In this issue of the Journal, Yap and colleagues report the results of a prospective cohort study in which they evaluated the use of Wells’ model in 633 consecutive inpatients and outpatients with suspected PE referred for lung scanning at a major Australian teaching hospital (→ A prospective reassessment of the utility of the Wells score in identifying pulmonary embolism).8 Lung scans and multidetector computed tomography (MDCT) were used as the reference standard to establish the diagnosis of PE (positive lung scan or positive MDCT) or to exclude PE (negative lung scan or non-diagnostic scan with negative MDCT). They found that a low clinical pre-test probability of PE (Wells score < 2) was associated with a 4.3% prevalence of PE; a moderate clinical pre-test probability of PE (Wells score 2–6) was associated with a 13% prevalence of PE; and a high clinical pre-test probability of PE (Wells score > 6) was associated with a 67% prevalence of PE. There was no follow-up of patients once diagnostic imaging was completed, and PE may have remained undiagnosed in some patients. Nonetheless, the prevalence of PE in the low, moderate and high pre-test probability categories reported by Yap and colleagues is almost identical to the prevalence reported in the original study by Wells and colleagues,7 and confirms the ability of the Wells score to accurately classify patients according to their clinical pre-test probability of PE.
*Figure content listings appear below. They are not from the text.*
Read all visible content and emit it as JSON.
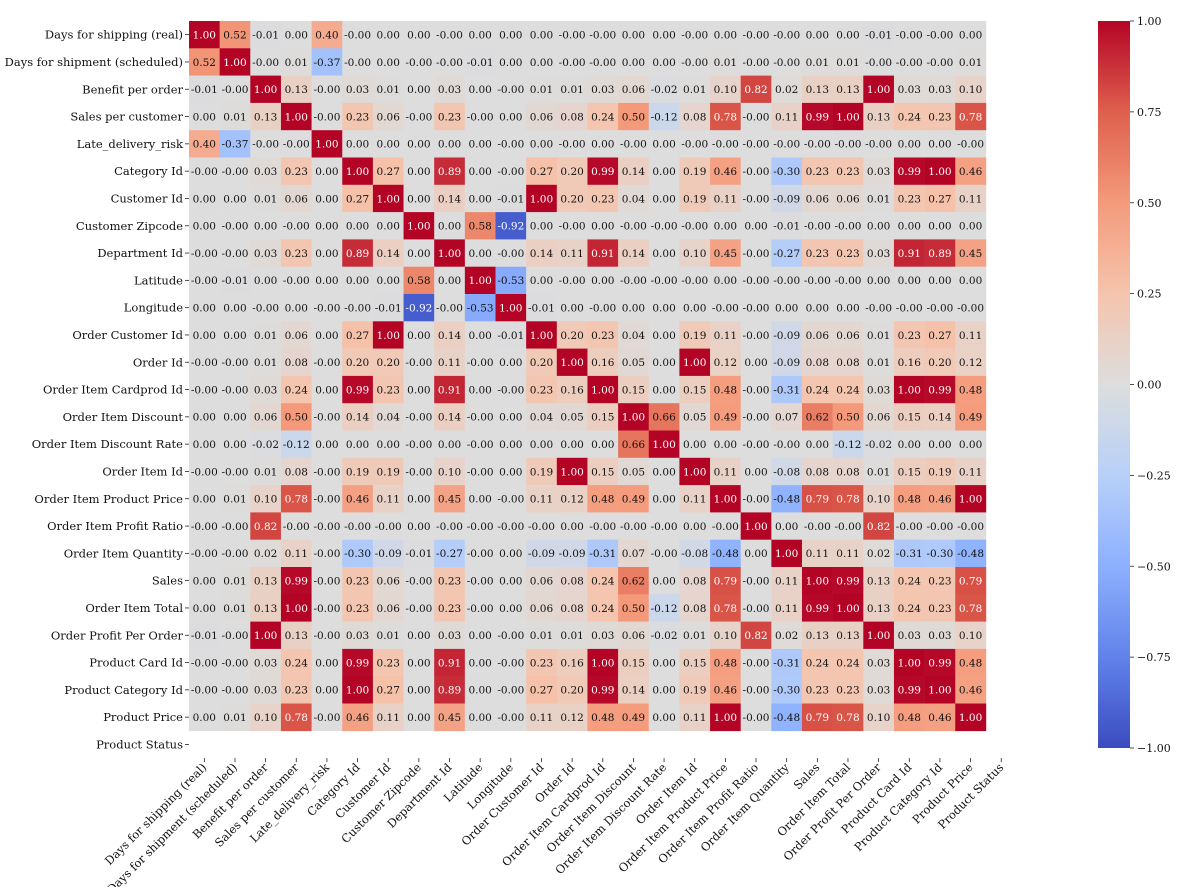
{
  "chart_data": {
    "type": "heatmap",
    "colormap": "coolwarm",
    "vmin": -1.0,
    "vmax": 1.0,
    "colorbar_ticks": [
      "1.00",
      "0.75",
      "0.50",
      "0.25",
      "0.00",
      "−0.25",
      "−0.50",
      "−0.75",
      "−1.00"
    ],
    "labels": [
      "Days for shipping (real)",
      "Days for shipment (scheduled)",
      "Benefit per order",
      "Sales per customer",
      "Late_delivery_risk",
      "Category Id",
      "Customer Id",
      "Customer Zipcode",
      "Department Id",
      "Latitude",
      "Longitude",
      "Order Customer Id",
      "Order Id",
      "Order Item Cardprod Id",
      "Order Item Discount",
      "Order Item Discount Rate",
      "Order Item Id",
      "Order Item Product Price",
      "Order Item Profit Ratio",
      "Order Item Quantity",
      "Sales",
      "Order Item Total",
      "Order Profit Per Order",
      "Product Card Id",
      "Product Category Id",
      "Product Price",
      "Product Status"
    ],
    "values": [
      [
        "1.00",
        "0.52",
        "-0.01",
        "0.00",
        "0.40",
        "-0.00",
        "0.00",
        "0.00",
        "-0.00",
        "0.00",
        "0.00",
        "0.00",
        "-0.00",
        "-0.00",
        "0.00",
        "0.00",
        "-0.00",
        "0.00",
        "-0.00",
        "-0.00",
        "0.00",
        "0.00",
        "-0.01",
        "-0.00",
        "-0.00",
        "0.00",
        null
      ],
      [
        "0.52",
        "1.00",
        "-0.00",
        "0.01",
        "-0.37",
        "-0.00",
        "0.00",
        "-0.00",
        "-0.00",
        "-0.01",
        "0.00",
        "0.00",
        "-0.00",
        "-0.00",
        "0.00",
        "0.00",
        "-0.00",
        "0.01",
        "-0.00",
        "-0.00",
        "0.01",
        "0.01",
        "-0.00",
        "-0.00",
        "-0.00",
        "0.01",
        null
      ],
      [
        "-0.01",
        "-0.00",
        "1.00",
        "0.13",
        "-0.00",
        "0.03",
        "0.01",
        "0.00",
        "0.03",
        "0.00",
        "-0.00",
        "0.01",
        "0.01",
        "0.03",
        "0.06",
        "-0.02",
        "0.01",
        "0.10",
        "0.82",
        "0.02",
        "0.13",
        "0.13",
        "1.00",
        "0.03",
        "0.03",
        "0.10",
        null
      ],
      [
        "0.00",
        "0.01",
        "0.13",
        "1.00",
        "-0.00",
        "0.23",
        "0.06",
        "-0.00",
        "0.23",
        "-0.00",
        "0.00",
        "0.06",
        "0.08",
        "0.24",
        "0.50",
        "-0.12",
        "0.08",
        "0.78",
        "-0.00",
        "0.11",
        "0.99",
        "1.00",
        "0.13",
        "0.24",
        "0.23",
        "0.78",
        null
      ],
      [
        "0.40",
        "-0.37",
        "-0.00",
        "-0.00",
        "1.00",
        "0.00",
        "0.00",
        "0.00",
        "0.00",
        "0.00",
        "-0.00",
        "0.00",
        "-0.00",
        "0.00",
        "-0.00",
        "0.00",
        "-0.00",
        "-0.00",
        "-0.00",
        "-0.00",
        "-0.00",
        "-0.00",
        "-0.00",
        "0.00",
        "0.00",
        "-0.00",
        null
      ],
      [
        "-0.00",
        "-0.00",
        "0.03",
        "0.23",
        "0.00",
        "1.00",
        "0.27",
        "0.00",
        "0.89",
        "0.00",
        "-0.00",
        "0.27",
        "0.20",
        "0.99",
        "0.14",
        "0.00",
        "0.19",
        "0.46",
        "-0.00",
        "-0.30",
        "0.23",
        "0.23",
        "0.03",
        "0.99",
        "1.00",
        "0.46",
        null
      ],
      [
        "0.00",
        "0.00",
        "0.01",
        "0.06",
        "0.00",
        "0.27",
        "1.00",
        "0.00",
        "0.14",
        "0.00",
        "-0.01",
        "1.00",
        "0.20",
        "0.23",
        "0.04",
        "0.00",
        "0.19",
        "0.11",
        "-0.00",
        "-0.09",
        "0.06",
        "0.06",
        "0.01",
        "0.23",
        "0.27",
        "0.11",
        null
      ],
      [
        "0.00",
        "-0.00",
        "0.00",
        "-0.00",
        "0.00",
        "0.00",
        "0.00",
        "1.00",
        "0.00",
        "0.58",
        "-0.92",
        "0.00",
        "-0.00",
        "0.00",
        "-0.00",
        "-0.00",
        "-0.00",
        "0.00",
        "0.00",
        "-0.01",
        "-0.00",
        "-0.00",
        "0.00",
        "0.00",
        "0.00",
        "0.00",
        null
      ],
      [
        "-0.00",
        "-0.00",
        "0.03",
        "0.23",
        "0.00",
        "0.89",
        "0.14",
        "0.00",
        "1.00",
        "0.00",
        "-0.00",
        "0.14",
        "0.11",
        "0.91",
        "0.14",
        "0.00",
        "0.10",
        "0.45",
        "-0.00",
        "-0.27",
        "0.23",
        "0.23",
        "0.03",
        "0.91",
        "0.89",
        "0.45",
        null
      ],
      [
        "-0.00",
        "-0.01",
        "0.00",
        "-0.00",
        "0.00",
        "0.00",
        "0.00",
        "0.58",
        "0.00",
        "1.00",
        "-0.53",
        "0.00",
        "-0.00",
        "0.00",
        "-0.00",
        "-0.00",
        "-0.00",
        "0.00",
        "-0.00",
        "-0.00",
        "-0.00",
        "-0.00",
        "0.00",
        "0.00",
        "0.00",
        "0.00",
        null
      ],
      [
        "0.00",
        "0.00",
        "-0.00",
        "0.00",
        "-0.00",
        "-0.00",
        "-0.01",
        "-0.92",
        "-0.00",
        "-0.53",
        "1.00",
        "-0.01",
        "0.00",
        "-0.00",
        "0.00",
        "0.00",
        "0.00",
        "-0.00",
        "-0.00",
        "0.00",
        "0.00",
        "0.00",
        "-0.00",
        "-0.00",
        "-0.00",
        "-0.00",
        null
      ],
      [
        "0.00",
        "0.00",
        "0.01",
        "0.06",
        "0.00",
        "0.27",
        "1.00",
        "0.00",
        "0.14",
        "0.00",
        "-0.01",
        "1.00",
        "0.20",
        "0.23",
        "0.04",
        "0.00",
        "0.19",
        "0.11",
        "-0.00",
        "-0.09",
        "0.06",
        "0.06",
        "0.01",
        "0.23",
        "0.27",
        "0.11",
        null
      ],
      [
        "-0.00",
        "-0.00",
        "0.01",
        "0.08",
        "-0.00",
        "0.20",
        "0.20",
        "-0.00",
        "0.11",
        "-0.00",
        "0.00",
        "0.20",
        "1.00",
        "0.16",
        "0.05",
        "0.00",
        "1.00",
        "0.12",
        "0.00",
        "-0.09",
        "0.08",
        "0.08",
        "0.01",
        "0.16",
        "0.20",
        "0.12",
        null
      ],
      [
        "-0.00",
        "-0.00",
        "0.03",
        "0.24",
        "0.00",
        "0.99",
        "0.23",
        "0.00",
        "0.91",
        "0.00",
        "-0.00",
        "0.23",
        "0.16",
        "1.00",
        "0.15",
        "0.00",
        "0.15",
        "0.48",
        "-0.00",
        "-0.31",
        "0.24",
        "0.24",
        "0.03",
        "1.00",
        "0.99",
        "0.48",
        null
      ],
      [
        "0.00",
        "0.00",
        "0.06",
        "0.50",
        "-0.00",
        "0.14",
        "0.04",
        "-0.00",
        "0.14",
        "-0.00",
        "0.00",
        "0.04",
        "0.05",
        "0.15",
        "1.00",
        "0.66",
        "0.05",
        "0.49",
        "-0.00",
        "0.07",
        "0.62",
        "0.50",
        "0.06",
        "0.15",
        "0.14",
        "0.49",
        null
      ],
      [
        "0.00",
        "0.00",
        "-0.02",
        "-0.12",
        "0.00",
        "0.00",
        "0.00",
        "-0.00",
        "0.00",
        "-0.00",
        "0.00",
        "0.00",
        "0.00",
        "0.00",
        "0.66",
        "1.00",
        "0.00",
        "0.00",
        "-0.00",
        "-0.00",
        "0.00",
        "-0.12",
        "-0.02",
        "0.00",
        "0.00",
        "0.00",
        null
      ],
      [
        "-0.00",
        "-0.00",
        "0.01",
        "0.08",
        "-0.00",
        "0.19",
        "0.19",
        "-0.00",
        "0.10",
        "-0.00",
        "0.00",
        "0.19",
        "1.00",
        "0.15",
        "0.05",
        "0.00",
        "1.00",
        "0.11",
        "0.00",
        "-0.08",
        "0.08",
        "0.08",
        "0.01",
        "0.15",
        "0.19",
        "0.11",
        null
      ],
      [
        "0.00",
        "0.01",
        "0.10",
        "0.78",
        "-0.00",
        "0.46",
        "0.11",
        "0.00",
        "0.45",
        "0.00",
        "-0.00",
        "0.11",
        "0.12",
        "0.48",
        "0.49",
        "0.00",
        "0.11",
        "1.00",
        "-0.00",
        "-0.48",
        "0.79",
        "0.78",
        "0.10",
        "0.48",
        "0.46",
        "1.00",
        null
      ],
      [
        "-0.00",
        "-0.00",
        "0.82",
        "-0.00",
        "-0.00",
        "-0.00",
        "-0.00",
        "0.00",
        "-0.00",
        "-0.00",
        "-0.00",
        "-0.00",
        "0.00",
        "-0.00",
        "-0.00",
        "-0.00",
        "0.00",
        "-0.00",
        "1.00",
        "0.00",
        "-0.00",
        "-0.00",
        "0.82",
        "-0.00",
        "-0.00",
        "-0.00",
        null
      ],
      [
        "-0.00",
        "-0.00",
        "0.02",
        "0.11",
        "-0.00",
        "-0.30",
        "-0.09",
        "-0.01",
        "-0.27",
        "-0.00",
        "0.00",
        "-0.09",
        "-0.09",
        "-0.31",
        "0.07",
        "-0.00",
        "-0.08",
        "-0.48",
        "0.00",
        "1.00",
        "0.11",
        "0.11",
        "0.02",
        "-0.31",
        "-0.30",
        "-0.48",
        null
      ],
      [
        "0.00",
        "0.01",
        "0.13",
        "0.99",
        "-0.00",
        "0.23",
        "0.06",
        "-0.00",
        "0.23",
        "-0.00",
        "0.00",
        "0.06",
        "0.08",
        "0.24",
        "0.62",
        "0.00",
        "0.08",
        "0.79",
        "-0.00",
        "0.11",
        "1.00",
        "0.99",
        "0.13",
        "0.24",
        "0.23",
        "0.79",
        null
      ],
      [
        "0.00",
        "0.01",
        "0.13",
        "1.00",
        "-0.00",
        "0.23",
        "0.06",
        "-0.00",
        "0.23",
        "-0.00",
        "0.00",
        "0.06",
        "0.08",
        "0.24",
        "0.50",
        "-0.12",
        "0.08",
        "0.78",
        "-0.00",
        "0.11",
        "0.99",
        "1.00",
        "0.13",
        "0.24",
        "0.23",
        "0.78",
        null
      ],
      [
        "-0.01",
        "-0.00",
        "1.00",
        "0.13",
        "-0.00",
        "0.03",
        "0.01",
        "0.00",
        "0.03",
        "0.00",
        "-0.00",
        "0.01",
        "0.01",
        "0.03",
        "0.06",
        "-0.02",
        "0.01",
        "0.10",
        "0.82",
        "0.02",
        "0.13",
        "0.13",
        "1.00",
        "0.03",
        "0.03",
        "0.10",
        null
      ],
      [
        "-0.00",
        "-0.00",
        "0.03",
        "0.24",
        "0.00",
        "0.99",
        "0.23",
        "0.00",
        "0.91",
        "0.00",
        "-0.00",
        "0.23",
        "0.16",
        "1.00",
        "0.15",
        "0.00",
        "0.15",
        "0.48",
        "-0.00",
        "-0.31",
        "0.24",
        "0.24",
        "0.03",
        "1.00",
        "0.99",
        "0.48",
        null
      ],
      [
        "-0.00",
        "-0.00",
        "0.03",
        "0.23",
        "0.00",
        "1.00",
        "0.27",
        "0.00",
        "0.89",
        "0.00",
        "-0.00",
        "0.27",
        "0.20",
        "0.99",
        "0.14",
        "0.00",
        "0.19",
        "0.46",
        "-0.00",
        "-0.30",
        "0.23",
        "0.23",
        "0.03",
        "0.99",
        "1.00",
        "0.46",
        null
      ],
      [
        "0.00",
        "0.01",
        "0.10",
        "0.78",
        "-0.00",
        "0.46",
        "0.11",
        "0.00",
        "0.45",
        "0.00",
        "-0.00",
        "0.11",
        "0.12",
        "0.48",
        "0.49",
        "0.00",
        "0.11",
        "1.00",
        "-0.00",
        "-0.48",
        "0.79",
        "0.78",
        "0.10",
        "0.48",
        "0.46",
        "1.00",
        null
      ],
      [
        null,
        null,
        null,
        null,
        null,
        null,
        null,
        null,
        null,
        null,
        null,
        null,
        null,
        null,
        null,
        null,
        null,
        null,
        null,
        null,
        null,
        null,
        null,
        null,
        null,
        null,
        null
      ]
    ],
    "missing_color": "#ffffff"
  }
}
Some investigators9,10 have suggested that patients with a low pre-test probability of PE do not require further investigation because the prevalence of disease in this group is low. However, the risk of missing a diagnosis of PE in such patients can be further minimised by combining the clinical assessment of pre-test probability with the results of a D-dimer assay. Depending on the sensitivity of the D-dimer assay, patients with low or moderate pre-test probability for PE may not require diagnostic imaging if they have a negative D-dimer test. Patients with a low pre-test probability and a negative moderately sensitive D-dimer assay, or patients with a low or moderate pre-test probability and a negative highly sensitive D-dimer assay do not require diagnostic imaging because the prevalence of disease in these patients is very low (less than 2%).11 By contrast, patients with a positive D-dimer test and/or those with a high pre-test probability require diagnostic imaging.

For the past 20 years, clinicians have used lung scanning as the first-line non-invasive imaging test for patients with suspected PE. A normal or near-normal lung scan reliably excludes PE, while a high-probability lung scan confirms the diagnosis. However, as many as half of patients with suspected PE have a non-diagnostic lung scan result, and a quarter of these have PE.12 Newer lung scanning techniques may reduce the proportion of non-diagnostic scans, although the number of non-diagnostic scans reported by Yap and colleagues is unexpectedly low. MDCT is more rapid and convenient than lung scanning, but requires intravenous injection of contrast medium that is potentially nephrotoxic. The test can also yield non-diagnostic results.13 Clinicians must interpret non-diagnostic results of imaging studies in the context of the clinical pre-test probability of PE: patients with a moderate or high pre-test probability of PE and a non-diagnostic scan generally require additional or serial testing to establish or refute the diagnosis.12,13 Patients for whom there is a marked discrepancy between the pre-test probability of PE and the results of diagnostic imaging should also undergo further testing.13

The outcomes for patients with suspected PE can be improved by routine use of written diagnostic algorithms that incorporate a clinical probability scoring system.14 Yap and colleagues have validated the Wells probability scoring system in the Australian setting, and their data should encourage efforts by clinicians and institutions to implement standardised diagnostic strategies that combine assessment of clinical probability with measurement of a sensitive D-dimer in all patients with suspected PE.